- Cover of the first manga volume

パラレルパラダイス (Parareru Paradaisu)
- Genre: Erotic fantasy; Isekai; Sword and sorcery;
- Written by: Lynn Okamoto
- Published by: Kodansha
- English publisher: NA: Seven Seas Entertainment;
- Imprint: Young Magazine KC
- Magazine: Weekly Young Magazine
- Original run: March 18, 2017 – present
- Volumes: 32 (List of volumes)
- Anime and manga portal

= Parallel Paradise =

Japanese manga series by Lynn Okamoto

Parallel Paradise (パラレルパラダイス, Parareru Paradaisu) is a Japanese manga series written and illustrated by Lynn Okamoto. It has been serialized in Kodansha's seinen manga Weekly Young Magazine since March 2017.

In North America, the manga has been licensed for an English language release by Seven Seas Entertainment in August 2019.

==Plot==
Youta Tada is an ordinary high school student who holds deep feelings for his childhood friend. One day during class, he is suddenly attacked and seemingly killed by a mysterious scarecrow-like being. Youta then wakes up and finds himself in an alternate world with castles, dragons and two colored moons in a purple sky. Here he meets paladin girl Lumi and a three-legged bird named Genius and quickly learns that he got into a women-only world where he is the first man that appeared in centuries. Thanks to that, women in this world have absolutely no resistance towards him and his single touch makes Lumi incredibly aroused. Genius then orders him to mate with all the girls in this fantastical world.

==Characters==
- Youta Tada (太多 陽太, Tada Yōta)
An ordinary high school student who holds deep feelings for his childhood friend. He is pretty skilled in kendo, which he learned on a suggestion of his father.
- Lumi (ルーミ, Rūmi)
A paladin of the Caesar Kingdom. She is not very smart, but very kind and after their first encounter, she helps Youta to hide his identity before others. She is a member of The Quintet group that protects the city of Meese.
- Genius (ジーニアス, Jīniasu)
A little bird with three legs. According to Lumi, he is God. He explains and reveals various secrets of an alternate world to Youta.
- Lilia (リリア, Riria)
Strongest Archer of the Caesar Kingdom. She appears as a quiet diligent girl. But actually, she is very perverted and for a long time dreams about mating with a man. She is a member of The Quintet group that protects the city of Meese.
- Misaki (ミサキ, Misaki)
The Strider. She is a member of The Quintet group that protects the city of Meese.
- Momo (もも, Momo)
The Lancer. She is a member of The Quintet group that protects the city of Meese. Later, she becomes the witch.
- Haru (ハル, Haru)
The Guardian. She is a member of The Quintet group that protects the city of Meese.
- Mona (モナ, Mona) and Lisa (リザ, Riza)
A pair of twins, that appear in the city of Meese. They are brutally honest.
- Sayuri (サユリ, Sayuri)
An elf that runs a store where she sell various mysterious goods.
- Nishina (仁科, Nishina)
Youta's childhood friend for which he holds deep feelings.

==Publication==

Written and illustrated by Lynn Okamoto, Parallel Paradise started in Kodansha's seinen manga magazine Weekly Young Magazine on March 18, 2017. In July 2022, it was announced that the manga was nearing its climax. Kodansha has compiled its chapters into individual tankōbon volumes. The first volume was published on August 4, 2017. As of July 6, 2026, 32 volumes have been released.

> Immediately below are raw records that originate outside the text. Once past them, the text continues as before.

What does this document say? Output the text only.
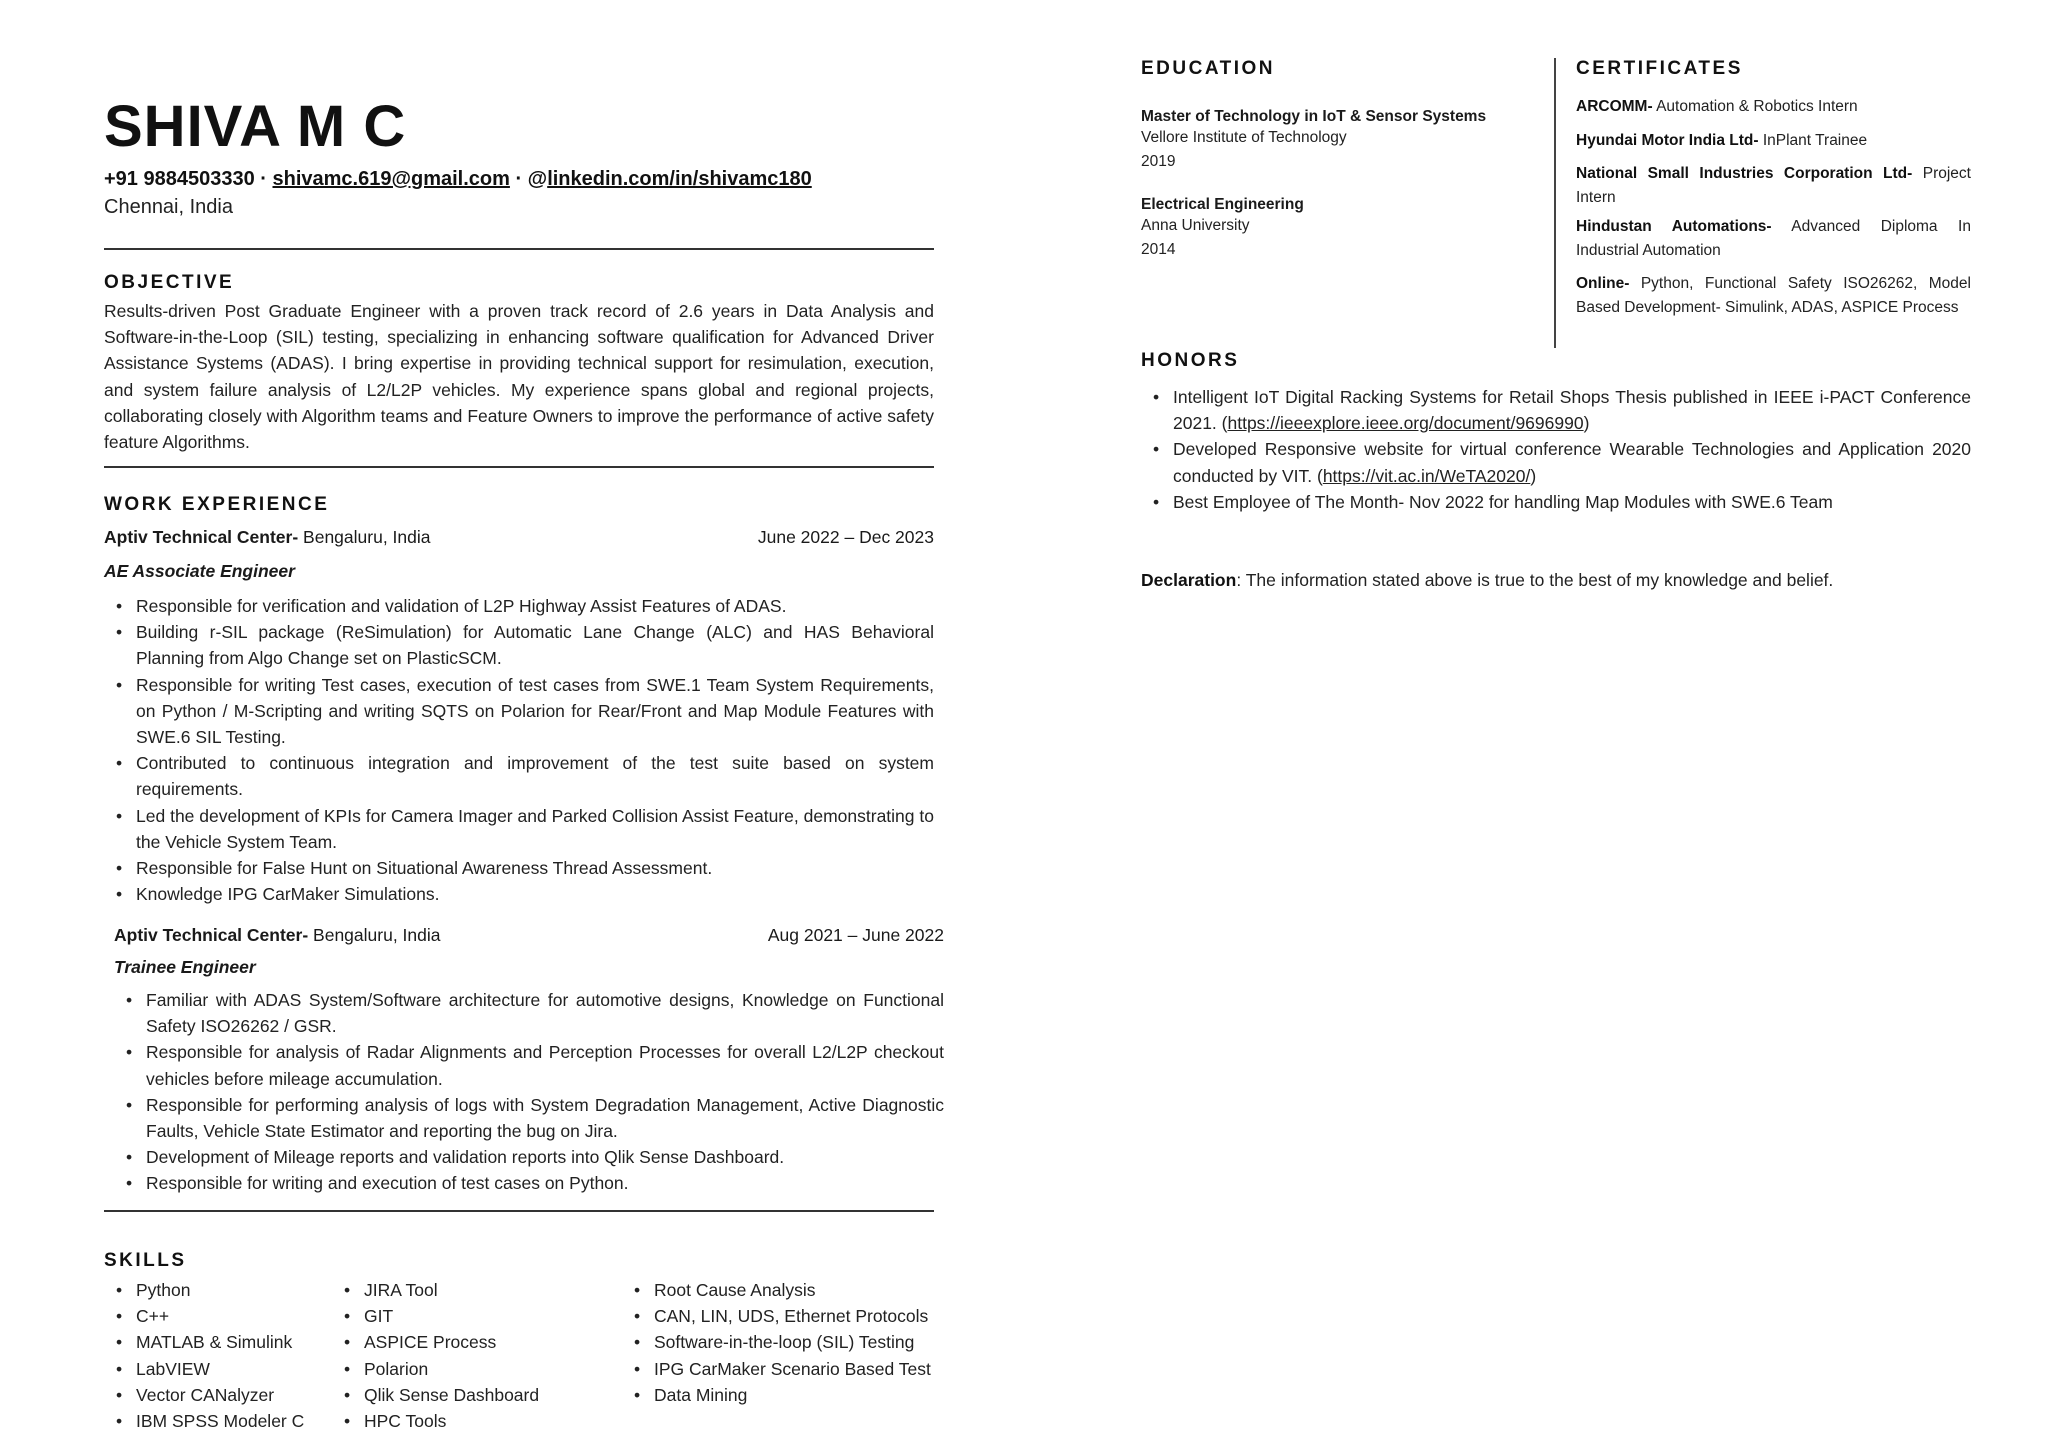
SHIVA M C
+91 9884503330 · shivamc.619@gmail.com · @linkedin.com/in/shivamc180
Chennai, India
OBJECTIVE
Results-driven Post Graduate Engineer with a proven track record of 2.6 years in Data Analysis and Software-in-the-Loop (SIL) testing, specializing in enhancing software qualification for Advanced Driver Assistance Systems (ADAS). I bring expertise in providing technical support for resimulation, execution, and system failure analysis of L2/L2P vehicles. My experience spans global and regional projects, collaborating closely with Algorithm teams and Feature Owners to improve the performance of active safety feature Algorithms.
WORK EXPERIENCE
Aptiv Technical Center- Bengaluru, India	June 2022 – Dec 2023
AE Associate Engineer
• Responsible for verification and validation of L2P Highway Assist Features of ADAS.
• Building r-SIL package (ReSimulation) for Automatic Lane Change (ALC) and HAS Behavioral Planning from Algo Change set on PlasticSCM.
• Responsible for writing Test cases, execution of test cases from SWE.1 Team System Requirements, on Python / M-Scripting and writing SQTS on Polarion for Rear/Front and Map Module Features with SWE.6 SIL Testing.
• Contributed to continuous integration and improvement of the test suite based on system requirements.
• Led the development of KPIs for Camera Imager and Parked Collision Assist Feature, demonstrating to the Vehicle System Team.
• Responsible for False Hunt on Situational Awareness Thread Assessment.
• Knowledge IPG CarMaker Simulations.
Aptiv Technical Center- Bengaluru, India	Aug 2021 – June 2022
Trainee Engineer
• Familiar with ADAS System/Software architecture for automotive designs, Knowledge on Functional Safety ISO26262 / GSR.
• Responsible for analysis of Radar Alignments and Perception Processes for overall L2/L2P checkout vehicles before mileage accumulation.
• Responsible for performing analysis of logs with System Degradation Management, Active Diagnostic Faults, Vehicle State Estimator and reporting the bug on Jira.
• Development of Mileage reports and validation reports into Qlik Sense Dashboard.
• Responsible for writing and execution of test cases on Python.
SKILLS
• Python
• C++
• MATLAB & Simulink
• LabVIEW
• Vector CANalyzer
• IBM SPSS Modeler C
• JIRA Tool
• GIT
• ASPICE Process
• Polarion
• Qlik Sense Dashboard
• HPC Tools
• Root Cause Analysis
• CAN, LIN, UDS, Ethernet Protocols
• Software-in-the-loop (SIL) Testing
• IPG CarMaker Scenario Based Test
• Data Mining
EDUCATION
Master of Technology in IoT & Sensor Systems
Vellore Institute of Technology
2019
Electrical Engineering
Anna University
2014
CERTIFICATES
ARCOMM- Automation & Robotics Intern
Hyundai Motor India Ltd- InPlant Trainee
National Small Industries Corporation Ltd- Project Intern
Hindustan Automations- Advanced Diploma In Industrial Automation
Online- Python, Functional Safety ISO26262, Model Based Development- Simulink, ADAS, ASPICE Process
HONORS
• Intelligent IoT Digital Racking Systems for Retail Shops Thesis published in IEEE i-PACT Conference 2021. (https://ieeexplore.ieee.org/document/9696990)
• Developed Responsive website for virtual conference Wearable Technologies and Application 2020 conducted by VIT. (https://vit.ac.in/WeTA2020/)
• Best Employee of The Month- Nov 2022 for handling Map Modules with SWE.6 Team
Declaration: The information stated above is true to the best of my knowledge and belief.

Seven Seas Entertainment announced the acquisition of the manga in August 2019. It is being released under their Ghost Ship imprint, and the first volume was published on March 31, 2020.

A short story, titled (ぬれて ないて のけぞって, Nure Tenaite Nokezotte), written by Kyōsuke Kanzaki, was included in a booklet titled Parallel Booklet II, bundled with the special edition of the manga's second volume, released on November 17, 2017.

==Reception==
In July 2020, the manga became one of seven titles to be removed from Books Kinokuniya in Australia for claims of promoting child pornography.